Emmanuel Laurentin : Faire des enfants.
Isabelle Saint Saëns : A faire des enfants pour assurer l’avenir du prolétariat… Et l’autre groupe qui n’était pas là, c’était, je crois que ça s’appelait le CLER ou le FER, qui était une fraction trotskiste, un peu analogue à ce qu’est devenu le l’UCE ensuite, qui nous considérait comme des petits bourgeois. Puis il y avait l’UJC (ml), à part qu’il y avait des gens de l’UJC (ml) qui participaient.
Emmanuel Laurentin : L’UJC (ml), qui étaient des maoïstes, mais des maoïstes orthodoxes, pourrait-on dire.

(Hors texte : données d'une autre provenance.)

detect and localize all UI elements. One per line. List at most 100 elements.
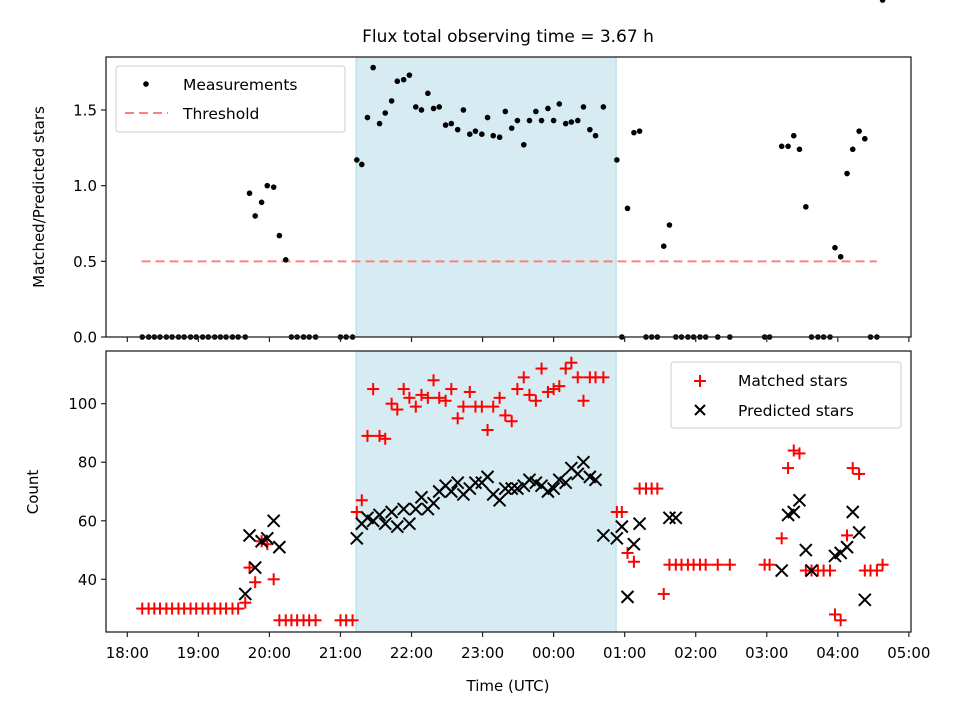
measurement-point — [490, 132, 497, 139]
measurement-point — [496, 134, 503, 141]
matched-point — [481, 424, 494, 437]
measurement-point — [466, 131, 473, 137]
predicted-point — [571, 467, 585, 481]
measurement-point — [533, 108, 539, 115]
matched-point — [409, 400, 422, 413]
matched-point — [615, 505, 628, 518]
measurement-point — [520, 141, 527, 148]
measurement-point — [394, 78, 401, 85]
top-legend: Measurements Threshold — [115, 65, 346, 133]
matched-point — [232, 602, 245, 615]
predicted-point — [414, 490, 429, 505]
measurement-point — [430, 105, 437, 112]
matched-point — [553, 380, 566, 393]
measurement-point — [624, 205, 631, 212]
predicted-point — [409, 502, 423, 516]
matched-point — [379, 432, 392, 445]
predicted-point — [396, 502, 411, 516]
legend-predicted-label: Predicted stars — [738, 402, 854, 420]
matched-point — [346, 614, 359, 627]
chart-title: Flux total observing time = 3.67 h — [362, 27, 654, 47]
measurement-point — [580, 104, 587, 110]
predicted-point — [266, 514, 281, 528]
matched-point — [782, 462, 795, 475]
matched-point — [559, 362, 572, 375]
measurement-point — [448, 120, 455, 127]
matched-point — [421, 391, 434, 404]
matched-point — [793, 447, 806, 460]
measurement-point — [258, 199, 265, 206]
measurement-point — [442, 122, 449, 128]
predicted-point — [260, 531, 274, 546]
matched-point — [427, 374, 440, 387]
measurement-point — [358, 161, 365, 168]
matched-point — [529, 394, 542, 407]
matched-point — [846, 462, 859, 475]
predicted-point — [787, 505, 801, 519]
matched-point — [577, 394, 590, 407]
matched-point — [547, 383, 560, 396]
measurement-point — [514, 117, 521, 124]
measurement-point — [454, 126, 461, 133]
measurement-point — [282, 257, 289, 263]
bottom-y-axis-label: Count — [24, 470, 42, 515]
matched-point — [541, 385, 554, 398]
predicted-point — [620, 590, 635, 604]
measurement-point — [526, 117, 533, 124]
top-shaded-span — [355, 56, 617, 338]
matched-point — [723, 558, 736, 571]
predicted-point — [372, 508, 387, 522]
top-x-ticks — [126, 337, 910, 342]
matched-point — [657, 587, 670, 600]
measurement-point — [264, 182, 271, 189]
measurement-point — [660, 243, 667, 249]
measurement-point — [849, 146, 856, 153]
measurement-point — [252, 213, 259, 219]
matched-point — [361, 429, 374, 442]
predicted-point — [450, 476, 465, 490]
y-tick-label: 60 — [78, 512, 97, 530]
matched-point — [451, 412, 464, 425]
matched-point — [505, 415, 518, 428]
predicted-point — [504, 481, 519, 496]
measurement-point — [636, 128, 643, 134]
matched-point — [499, 409, 512, 422]
x-tick-label: 21:00 — [319, 644, 362, 662]
predicted-point — [480, 470, 495, 484]
x-tick-label: 18:00 — [106, 644, 149, 662]
matched-point — [367, 383, 380, 396]
matched-point — [597, 371, 610, 384]
legend-measurement-marker — [143, 81, 149, 87]
x-tick-label: 01:00 — [603, 644, 646, 662]
x-tick-label: 20:00 — [248, 644, 291, 662]
predicted-point — [444, 484, 459, 499]
matched-point — [627, 555, 640, 568]
y-tick-label: 1.0 — [73, 177, 97, 195]
bottom-shaded-span — [355, 350, 617, 633]
matched-point — [876, 558, 889, 571]
predicted-point — [846, 505, 860, 519]
matched-point — [828, 608, 841, 621]
measurement-point — [364, 114, 371, 121]
x-tick-label: 03:00 — [745, 644, 788, 662]
matched-point — [355, 494, 368, 507]
matched-point — [391, 403, 404, 416]
matched-point — [433, 391, 446, 404]
predicted-point — [402, 516, 417, 531]
predicted-point — [238, 587, 252, 601]
matched-point — [711, 558, 724, 571]
x-tick-label: 22:00 — [390, 644, 433, 662]
bottom-legend-box — [670, 361, 902, 429]
predicted-point — [558, 476, 573, 490]
top-panel: 0.0 0.5 1.0 1.5 Matched/Predicted stars Mea… — [30, 0, 912, 347]
measurement-point — [574, 117, 581, 124]
predicted-point — [426, 496, 441, 510]
matched-point — [824, 564, 837, 577]
matched-point — [475, 400, 488, 413]
x-tick-label: 02:00 — [674, 644, 717, 662]
measurement-point — [844, 170, 850, 177]
matched-point — [403, 391, 416, 404]
measurement-point — [538, 117, 545, 124]
measurement-point — [790, 132, 797, 139]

Isabelle Saint Saëns : Tout ce qu’il y a de plus orthodoxe. Depuis 65, ils envoyaient des gens, pour être méchante, je dirais que les monarques, les frères Muller, Philippe Morel ( ?), Blandine Kriegel, Robert Linhart envoyaient leurs condisciples en usine mais eux n’y allaient pas.
Emmanuel Laurentin : Ils y sont allés un peu.
Isabelle Saint Saëns : Ils y sont allés un peu. Robert y est allé mais je ne pense pas que Philippe Morel ou Blandine Kriegel y soit allé.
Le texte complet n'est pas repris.